The founder of Tindle Newspapers died last week, aged 95. His watchword was ‘local’.

By James Evelegh

Sir Ray Tindle

On 16 April, Sir Ray Tindle, founder of Tindle Newspapers and one of the big players in newspaper publishing over the past 50 years, passed away, aged 95.

The Times ran an excellent (paywalled) obituary and there is a lengthy tribute on the Tindle Newspapers website.

Famously, he built his newspaper empire debt-free. He didn’t borrow and insisted that his titles lived within their means. Costs and overheads were kept to a minimum and he didn’t blindly chase the latest publishing fads.

He believed ‘local’ was the foundation stone of the regional press. His first published newspaper was a 120 copy print-run paper put together on a WW2 troop ship sailing to the Far East. “You couldn’t get more local than that. It was great fun,” he later recalled.

Soon after the war, he used his £300 demob payout to acquire his first title, the Tooting & Balham Gazette. At its peak, the Tindle Group owned more than 220 publications.

He never lost his focus on ‘local’. The Times recounts how when he acquired the Tenby Observer in 1978, saving it from closure, he eschewed one of the suggested rescue plans (that of renaming the title, the West Wales Observer), instead instructing the staff to double down on Tenby: “Throw out anything that isn’t Tenby. We’re not interested in Carmarthen and Haverfordwest.”

Sir Ray was an optimist, a glass half full kind of person who never lost his faith in the value of news.

In 2017, he said, “I see a greater need for our local press now than I have ever seen in my 80 or so years connected with this business. Yes, local papers will survive. Local news in depth is what people need. Names, faces and places.”

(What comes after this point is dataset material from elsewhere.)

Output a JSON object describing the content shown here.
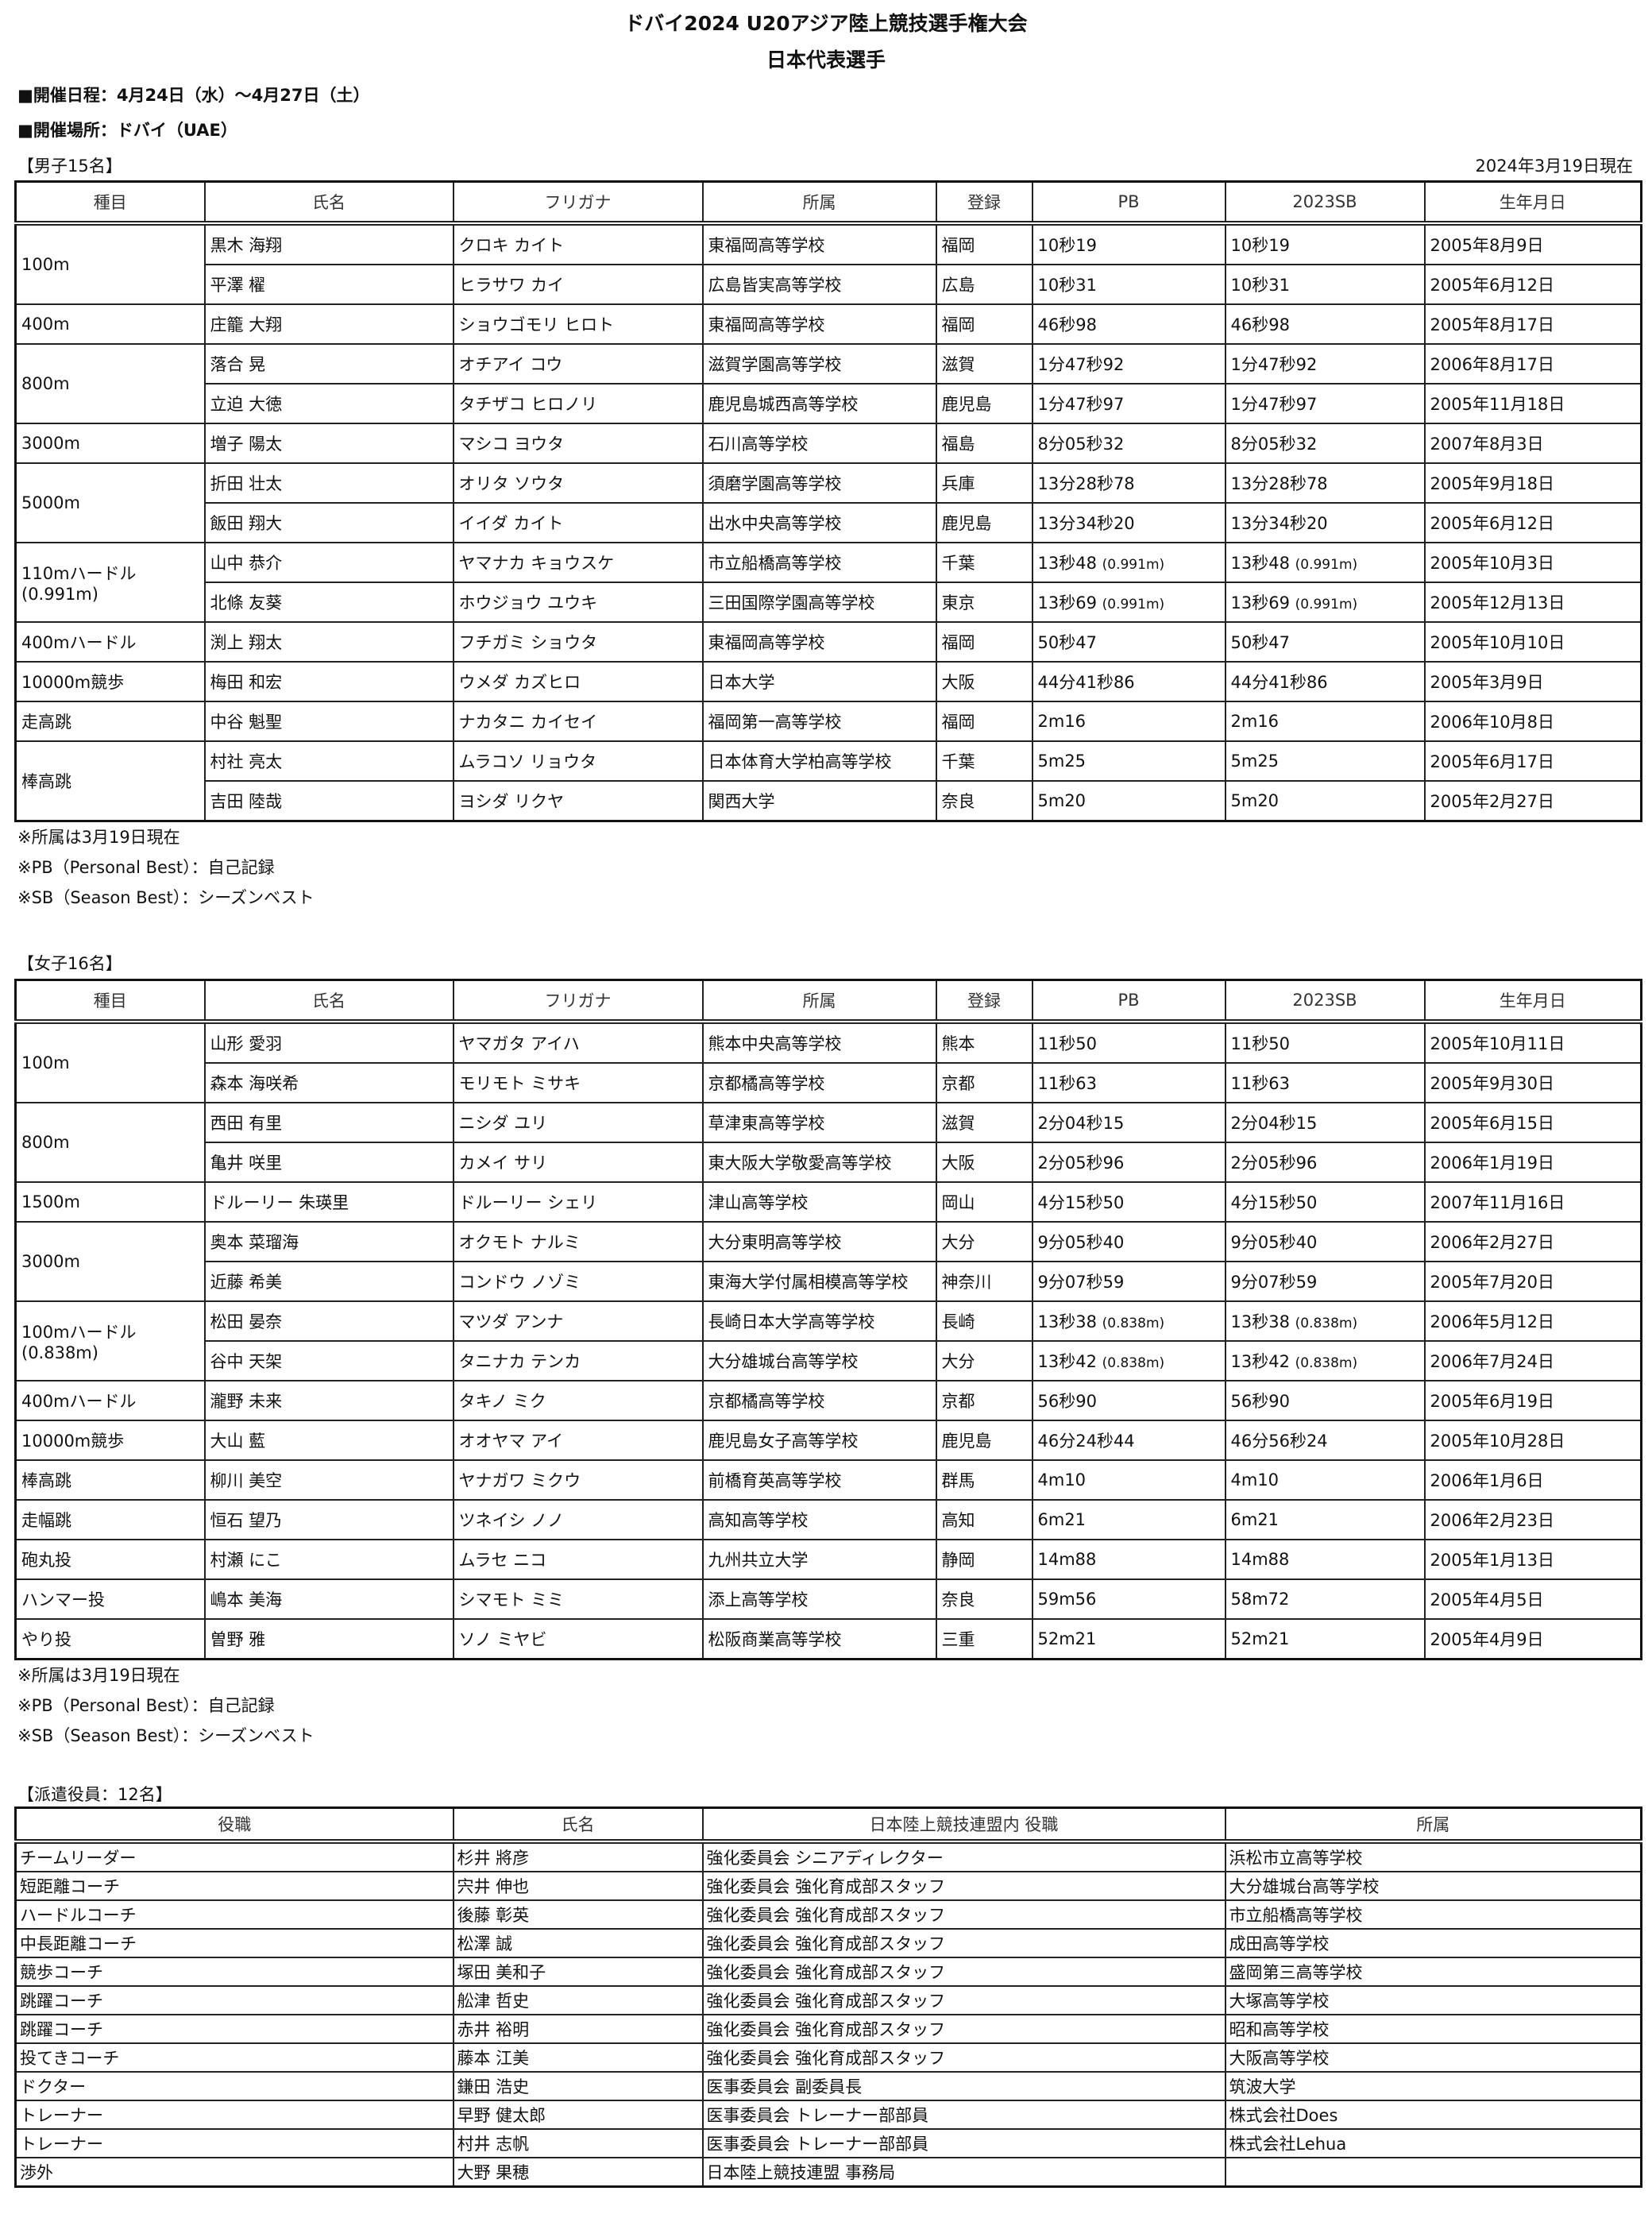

In the mid-1990s, he was diagnosed with throat cancer which left him without a voicebox.

“I wasn’t given long to live,” he said 20 years ago. “I asked the surgeon who cut it out what my chances were and he said, ‘well I don’t recommend that you start watching television serials’.”

If it was a strain, as it surely must have been, he never showed it in public, says the Times obituary writer.

Sir Ray comes across as having been a man of great character, optimism and resilience.